In the extreme, for sequences of independent trials with payoffs increasing without bound but probability of positive payoff decreasing quickly (and unbounded variance), risk neutrality leads to almost surely worse outcomes:
https://alexanderpruss.blogspot.com/2022/10/expected-utility-maximization.html
https://alexanderpruss.blogspot.com/2022/10/the-law-of-large-numbers-and-infinite.html
Also, as you mention, it’s possible there just aren’t enough roughly uncorrelated outcomes, in case the universe is finite (although my best guess is that the universe is infinite in spatial extent).
Maybe you could try to group outcome distributions in such a way that the different groups’ sums of outcomes have vanishing “covariance” with the other groups’ outcome sums, and hope you get enough groups left and they satisfy some condition to let you apply something like the LLN or CLT.
On the other hand, I’d guess it very often won’t be the case that a risky option is very probably better than each low risk option*, but that standard seems higher than necessary. We’re not usually going to get (near) certainty in either direction, so it could be suspicious to always choose low risk options anyway. If it’s usually the case that a risky option is probably better than the low risk option* and not even worse (than it is better) when it is worse, that seems like about enough reason to reject risk aversion in practice.

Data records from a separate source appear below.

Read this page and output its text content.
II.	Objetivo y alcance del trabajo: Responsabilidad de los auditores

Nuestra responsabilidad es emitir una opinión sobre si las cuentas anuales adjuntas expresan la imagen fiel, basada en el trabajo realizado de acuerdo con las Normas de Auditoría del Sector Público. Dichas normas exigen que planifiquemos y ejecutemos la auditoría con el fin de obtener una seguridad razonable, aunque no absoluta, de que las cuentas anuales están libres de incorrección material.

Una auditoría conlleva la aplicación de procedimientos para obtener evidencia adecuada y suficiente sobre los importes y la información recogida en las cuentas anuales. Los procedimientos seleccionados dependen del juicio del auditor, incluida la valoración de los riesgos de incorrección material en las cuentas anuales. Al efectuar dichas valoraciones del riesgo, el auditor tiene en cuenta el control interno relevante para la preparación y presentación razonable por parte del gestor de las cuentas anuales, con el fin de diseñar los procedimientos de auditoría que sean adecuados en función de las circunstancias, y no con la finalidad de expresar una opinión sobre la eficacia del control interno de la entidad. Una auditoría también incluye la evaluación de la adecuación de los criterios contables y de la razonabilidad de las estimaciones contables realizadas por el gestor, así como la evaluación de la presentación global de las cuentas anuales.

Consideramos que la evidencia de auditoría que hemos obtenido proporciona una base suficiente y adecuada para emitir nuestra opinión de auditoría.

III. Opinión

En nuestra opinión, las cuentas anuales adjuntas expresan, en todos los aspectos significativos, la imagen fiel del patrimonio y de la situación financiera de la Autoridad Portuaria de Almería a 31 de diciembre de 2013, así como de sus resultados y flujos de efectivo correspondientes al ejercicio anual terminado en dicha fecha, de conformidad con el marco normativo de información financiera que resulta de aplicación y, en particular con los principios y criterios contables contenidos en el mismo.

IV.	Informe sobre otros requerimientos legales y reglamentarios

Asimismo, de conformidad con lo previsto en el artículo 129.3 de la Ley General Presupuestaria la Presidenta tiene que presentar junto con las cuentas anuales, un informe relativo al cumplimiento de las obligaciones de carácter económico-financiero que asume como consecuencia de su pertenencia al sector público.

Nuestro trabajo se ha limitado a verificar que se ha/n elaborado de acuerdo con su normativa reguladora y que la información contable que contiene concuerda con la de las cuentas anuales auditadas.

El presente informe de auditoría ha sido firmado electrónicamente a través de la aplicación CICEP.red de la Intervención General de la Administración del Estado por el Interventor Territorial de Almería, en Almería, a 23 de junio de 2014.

I’m not sure this exact statement is enough to avoid counterexamples, but something in this direction seems right.
*separately for each low risk option (not better than the statewise max of the low risk options), but the same risky option. We can also compare quantiles rather than be sensitive to the specific way options are related statewise. It seems like stochastic dominance specifically is too much to expect, though, including using background value as in Tarsney’s paper, if too much of the background is correlated, e.g. uncertainty about the requirements for consciousness and how much value different minds can generate can make basically all background value highly correlated with the local causal value of options.
Also the correct footnote statement of the conditions for the LLN result you use with decreasing correlations has pretty strong conditions and your informal statement of it in the main text has trivial counterexamples, e.g. with just one outcome independent from the rest, and the rest all identical as random variables.
For any positive epsilon, you need all but finitely many of the covariances to be less than epsilon in absolute value. This means that it can’t be the case that infinitely many of the outcomes have non-negligible (bounded below in absolute value by epsilon) covariance with any other ourcome. But if we expect non-negligible correlations at all between causally separated outcomes in an infinite universe, I think we should expect non-negligible correlations between infinitely many pairs of them.